Het streven is om functie en inrichting van de verkeersinfrastructuur goed op elkaar af te stemmen, zodat in de toekomst niemand meer hoeft te fietsen op een rijbaan waar gemotoriseerd verkeer 50 km/uur mag rijden. De vraag is of het veranderen van de algemene snelheidslimiet van 50 naar 30 km/uur daarbij kan helpen. Nu is 50 km/uur de algemene limiet en moet een wegbeheerder aantonen dat een limiet van 30 km/uur gewenst is, en vervolgens de weginrichting daarbij aanpassen. Een algemene limiet van 30 km/uur zou betekenen dat wegen binnen de bebouwde kom in principe een limiet van 30 km/uur hebben (ongeacht de inrichting) en dat wegbeheerders moeten aantonen dat een limiet van 50 km/uur (of 70 km/uur) gewenst is. De inrichting van 50- en 70 km/uur-wegen zou dan bovendien aan expliciete eisen moeten voldoen.

In deze studie is de hoofdvraag of het wenselijk én haalbaar is om de algemene snelheidslimiet binnen de bebouwde kom te verlagen naar 30 km/uur en zo ja, onder welke voorwaarden dat dient te gebeuren. Om deze vraag te beantwoorden, is in dit rapport een inventarisatie gemaakt van de voor- en nadelen en de mogelijkheden. Hierbij is gekeken naar stedenbouwkundige trends, effecten op verkeersveiligheid en doorstroming, consequenties voor wegcategorisering, regelgeving en weginrichting, en de wensen van belangengroepen

Resultaten

Voordeel: slachtofferreductie

Cijfermatig is nagegaan welke effecten kunnen optreden als de helft van de straten met een 50km/uur-limiet wordt omgezet naar een 30km/uur-limiet. Naar schatting zal het aantal ernstige slachtoffers (doden en gewonden) binnen de bebouwde kom dan substantieel dalen, variërend tussen 22% en 31%. De aanname bij deze schatting is dat de straten die een 30km/uur-limiet krijgen zo zijn ingericht dat de gereden snelheden aan deze limiet voldoen.

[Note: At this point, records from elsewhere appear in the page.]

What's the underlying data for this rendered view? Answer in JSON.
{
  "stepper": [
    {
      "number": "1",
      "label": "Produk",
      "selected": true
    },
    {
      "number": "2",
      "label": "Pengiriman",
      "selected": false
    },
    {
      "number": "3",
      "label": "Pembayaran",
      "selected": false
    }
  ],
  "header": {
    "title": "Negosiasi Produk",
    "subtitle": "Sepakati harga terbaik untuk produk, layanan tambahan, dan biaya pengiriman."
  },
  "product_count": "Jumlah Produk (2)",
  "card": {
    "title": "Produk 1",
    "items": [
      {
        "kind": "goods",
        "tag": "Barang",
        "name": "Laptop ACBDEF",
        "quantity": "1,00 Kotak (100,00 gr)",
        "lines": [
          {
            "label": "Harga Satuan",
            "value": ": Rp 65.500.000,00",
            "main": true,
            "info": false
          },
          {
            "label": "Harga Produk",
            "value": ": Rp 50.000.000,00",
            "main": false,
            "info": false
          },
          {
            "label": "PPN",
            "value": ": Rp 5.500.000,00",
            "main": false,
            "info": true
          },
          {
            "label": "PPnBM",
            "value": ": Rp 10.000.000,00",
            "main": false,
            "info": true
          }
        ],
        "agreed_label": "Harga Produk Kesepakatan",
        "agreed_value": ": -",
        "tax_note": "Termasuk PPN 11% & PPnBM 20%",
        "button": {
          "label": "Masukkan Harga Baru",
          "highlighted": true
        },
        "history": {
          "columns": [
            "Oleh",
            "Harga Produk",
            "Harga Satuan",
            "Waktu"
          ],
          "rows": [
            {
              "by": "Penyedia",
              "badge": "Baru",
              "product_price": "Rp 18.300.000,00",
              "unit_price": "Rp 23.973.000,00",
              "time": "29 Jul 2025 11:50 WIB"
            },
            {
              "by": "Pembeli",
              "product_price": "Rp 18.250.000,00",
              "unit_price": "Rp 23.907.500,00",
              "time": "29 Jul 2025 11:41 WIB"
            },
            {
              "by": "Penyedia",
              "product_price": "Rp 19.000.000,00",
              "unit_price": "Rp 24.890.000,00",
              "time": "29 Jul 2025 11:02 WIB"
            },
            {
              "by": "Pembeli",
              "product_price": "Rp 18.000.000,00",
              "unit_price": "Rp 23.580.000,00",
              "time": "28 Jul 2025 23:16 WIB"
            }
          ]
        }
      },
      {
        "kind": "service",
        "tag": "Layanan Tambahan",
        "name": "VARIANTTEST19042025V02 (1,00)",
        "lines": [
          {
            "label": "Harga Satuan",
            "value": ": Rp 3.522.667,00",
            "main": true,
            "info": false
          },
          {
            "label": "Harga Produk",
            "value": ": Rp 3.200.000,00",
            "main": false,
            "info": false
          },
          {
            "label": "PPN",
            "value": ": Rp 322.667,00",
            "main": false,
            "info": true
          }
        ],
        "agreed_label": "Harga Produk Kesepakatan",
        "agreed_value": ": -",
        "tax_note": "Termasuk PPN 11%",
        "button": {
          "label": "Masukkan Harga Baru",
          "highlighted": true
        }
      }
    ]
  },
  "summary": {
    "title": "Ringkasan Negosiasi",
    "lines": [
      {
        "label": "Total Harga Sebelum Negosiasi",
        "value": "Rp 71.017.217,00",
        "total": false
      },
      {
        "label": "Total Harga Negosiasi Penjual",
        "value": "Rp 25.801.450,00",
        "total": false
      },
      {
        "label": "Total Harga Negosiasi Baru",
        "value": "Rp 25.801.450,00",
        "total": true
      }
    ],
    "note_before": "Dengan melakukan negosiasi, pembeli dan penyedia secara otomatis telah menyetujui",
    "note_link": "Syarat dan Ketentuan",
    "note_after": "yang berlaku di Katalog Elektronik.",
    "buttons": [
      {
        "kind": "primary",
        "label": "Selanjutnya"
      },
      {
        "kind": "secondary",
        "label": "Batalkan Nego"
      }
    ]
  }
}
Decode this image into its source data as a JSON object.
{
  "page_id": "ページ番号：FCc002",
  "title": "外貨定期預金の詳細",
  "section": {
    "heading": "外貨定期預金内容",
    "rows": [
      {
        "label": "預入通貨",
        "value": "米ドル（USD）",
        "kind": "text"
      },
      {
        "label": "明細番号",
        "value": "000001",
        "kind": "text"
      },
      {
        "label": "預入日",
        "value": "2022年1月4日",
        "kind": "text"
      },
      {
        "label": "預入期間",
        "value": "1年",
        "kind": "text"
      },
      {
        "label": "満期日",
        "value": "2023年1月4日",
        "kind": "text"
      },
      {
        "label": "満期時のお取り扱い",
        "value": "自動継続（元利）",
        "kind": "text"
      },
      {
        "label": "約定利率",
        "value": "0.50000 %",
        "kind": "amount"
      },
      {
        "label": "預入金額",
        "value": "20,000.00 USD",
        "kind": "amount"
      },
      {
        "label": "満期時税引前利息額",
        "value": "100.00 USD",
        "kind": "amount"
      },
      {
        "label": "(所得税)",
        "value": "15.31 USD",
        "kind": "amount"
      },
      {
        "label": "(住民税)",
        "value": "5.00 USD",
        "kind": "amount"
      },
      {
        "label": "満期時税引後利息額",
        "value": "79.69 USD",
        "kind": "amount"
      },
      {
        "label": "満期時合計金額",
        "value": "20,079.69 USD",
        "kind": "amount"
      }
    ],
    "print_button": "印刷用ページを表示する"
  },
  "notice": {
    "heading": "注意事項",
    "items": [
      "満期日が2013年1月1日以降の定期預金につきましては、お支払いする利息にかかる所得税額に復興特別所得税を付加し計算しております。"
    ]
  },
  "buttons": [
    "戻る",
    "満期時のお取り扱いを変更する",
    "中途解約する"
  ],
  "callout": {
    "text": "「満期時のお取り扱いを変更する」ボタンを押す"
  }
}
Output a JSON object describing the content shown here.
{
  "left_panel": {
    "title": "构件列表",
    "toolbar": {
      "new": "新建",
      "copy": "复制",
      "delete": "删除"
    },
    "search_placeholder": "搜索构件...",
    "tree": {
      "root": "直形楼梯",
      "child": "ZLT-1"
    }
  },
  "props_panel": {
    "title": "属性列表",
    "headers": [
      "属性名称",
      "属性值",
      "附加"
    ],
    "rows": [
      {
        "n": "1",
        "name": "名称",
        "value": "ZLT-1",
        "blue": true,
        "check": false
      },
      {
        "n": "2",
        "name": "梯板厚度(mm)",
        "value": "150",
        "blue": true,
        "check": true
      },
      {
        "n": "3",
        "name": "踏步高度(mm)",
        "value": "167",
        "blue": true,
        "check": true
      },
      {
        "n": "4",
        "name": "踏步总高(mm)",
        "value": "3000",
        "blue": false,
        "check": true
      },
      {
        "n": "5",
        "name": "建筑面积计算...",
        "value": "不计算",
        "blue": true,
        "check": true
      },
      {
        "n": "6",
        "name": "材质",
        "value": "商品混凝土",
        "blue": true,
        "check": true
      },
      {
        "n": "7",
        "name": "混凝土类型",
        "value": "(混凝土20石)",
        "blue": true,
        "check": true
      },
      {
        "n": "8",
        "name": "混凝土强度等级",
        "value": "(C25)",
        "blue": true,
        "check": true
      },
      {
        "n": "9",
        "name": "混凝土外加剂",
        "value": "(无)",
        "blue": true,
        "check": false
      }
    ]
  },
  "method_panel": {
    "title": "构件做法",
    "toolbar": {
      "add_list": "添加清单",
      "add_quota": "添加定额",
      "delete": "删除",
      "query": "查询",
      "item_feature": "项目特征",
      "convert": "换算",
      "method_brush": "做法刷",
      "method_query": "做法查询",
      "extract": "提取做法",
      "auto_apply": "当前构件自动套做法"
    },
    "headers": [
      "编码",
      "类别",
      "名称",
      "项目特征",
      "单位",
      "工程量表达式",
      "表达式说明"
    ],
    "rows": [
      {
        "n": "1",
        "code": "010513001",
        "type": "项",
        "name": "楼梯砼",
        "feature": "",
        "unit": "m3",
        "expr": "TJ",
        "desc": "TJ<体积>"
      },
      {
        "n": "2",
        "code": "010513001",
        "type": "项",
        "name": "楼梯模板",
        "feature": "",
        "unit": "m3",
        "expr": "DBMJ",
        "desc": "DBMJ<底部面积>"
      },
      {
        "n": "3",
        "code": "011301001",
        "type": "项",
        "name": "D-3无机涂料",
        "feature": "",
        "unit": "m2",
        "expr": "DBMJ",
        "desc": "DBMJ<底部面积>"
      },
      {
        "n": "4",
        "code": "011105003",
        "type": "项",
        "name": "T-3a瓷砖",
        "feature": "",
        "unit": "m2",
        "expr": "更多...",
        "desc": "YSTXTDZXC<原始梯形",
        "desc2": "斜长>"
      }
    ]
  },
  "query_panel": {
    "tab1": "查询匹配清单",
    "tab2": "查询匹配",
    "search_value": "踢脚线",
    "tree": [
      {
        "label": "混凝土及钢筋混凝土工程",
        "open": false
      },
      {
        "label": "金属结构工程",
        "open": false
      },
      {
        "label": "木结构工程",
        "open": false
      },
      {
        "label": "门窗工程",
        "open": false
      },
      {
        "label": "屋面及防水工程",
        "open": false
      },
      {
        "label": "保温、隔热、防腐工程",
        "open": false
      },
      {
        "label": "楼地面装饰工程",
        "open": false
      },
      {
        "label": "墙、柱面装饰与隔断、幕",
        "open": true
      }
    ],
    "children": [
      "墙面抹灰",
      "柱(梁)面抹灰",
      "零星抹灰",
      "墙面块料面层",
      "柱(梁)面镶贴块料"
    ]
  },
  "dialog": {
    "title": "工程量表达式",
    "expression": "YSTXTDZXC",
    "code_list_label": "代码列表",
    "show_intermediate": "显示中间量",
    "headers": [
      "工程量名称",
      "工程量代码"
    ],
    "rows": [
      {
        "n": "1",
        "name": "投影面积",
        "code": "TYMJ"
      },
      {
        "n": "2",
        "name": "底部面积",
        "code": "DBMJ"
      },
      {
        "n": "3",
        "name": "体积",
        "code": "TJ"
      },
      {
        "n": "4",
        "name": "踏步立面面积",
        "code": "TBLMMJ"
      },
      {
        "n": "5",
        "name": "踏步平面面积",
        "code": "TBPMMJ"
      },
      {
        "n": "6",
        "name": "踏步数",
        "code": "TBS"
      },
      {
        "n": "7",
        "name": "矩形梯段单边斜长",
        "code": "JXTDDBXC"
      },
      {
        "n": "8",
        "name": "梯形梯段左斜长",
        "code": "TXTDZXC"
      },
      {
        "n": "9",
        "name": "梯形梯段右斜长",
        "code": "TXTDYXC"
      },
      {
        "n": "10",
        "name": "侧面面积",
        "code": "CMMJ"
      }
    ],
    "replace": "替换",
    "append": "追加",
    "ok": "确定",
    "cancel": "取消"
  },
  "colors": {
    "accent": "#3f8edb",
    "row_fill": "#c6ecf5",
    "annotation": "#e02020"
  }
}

Nadelen: minder goede doorstroming en sluipverkeer

Met een verkeersmodel van een verstedelijkte regio is nagegaan wat de effecten van een limietverlaging zijn op de doorstroming en routekeuze. Er zijn drie varianten beschouwd:

  1. Variant 1: het hele onderliggend wegennet krijgt een 30km/uur-limiet.
    Er ontstaan kortere routes, waardoor het aantal voertuigkilometers afneemt. De kortere routes lopen ook door verblijfsgebieden, omdat deze geen grotere weerstand meer hebben dan de omliggende wegen, met de verlaagde limiet. De reistijd neemt toe, enerzijds doordat er langzamer gereden moet worden, anderzijds door meer vertraging bij de kruispunten.
  2. Variant 2: stedelijke verbindingswegen houden een 50km/uur-limiet, de rest van het onderliggend wegennet krijgt een 30km/uur-limiet.
    Op het onderliggend wegennet concentreert het verkeer zich wat meer op de stedelijke verbindingswegen. Hierdoor neemt het aantal voertuigkilometers op deze wegen toe en is er een afname op de straten met limiet van 30 km/uur. De reistijd neemt vooral toe op de stedelijke verbindingswegen, enerzijds door meer verkeer, anderzijds door meer vertraging bij kruispunten.
  3. Variant 3: stedelijke verbindingswegen houden een 50km/uur-limiet, kruispunten op de radialen tussen de binnenring en snelwegring krijgen meer capaciteit, de rest van het onderliggend wegennet krijgt een 30km/uur-limiet.
    In deze variant ontstaat er een betere verkeersafwikkeling tussen de binnenring en de snelweg en omgekeerd. Het reistijdverlies zoals dat optreedt in variant 2, wordt hierdoor gedeeltelijk gecompenseerd.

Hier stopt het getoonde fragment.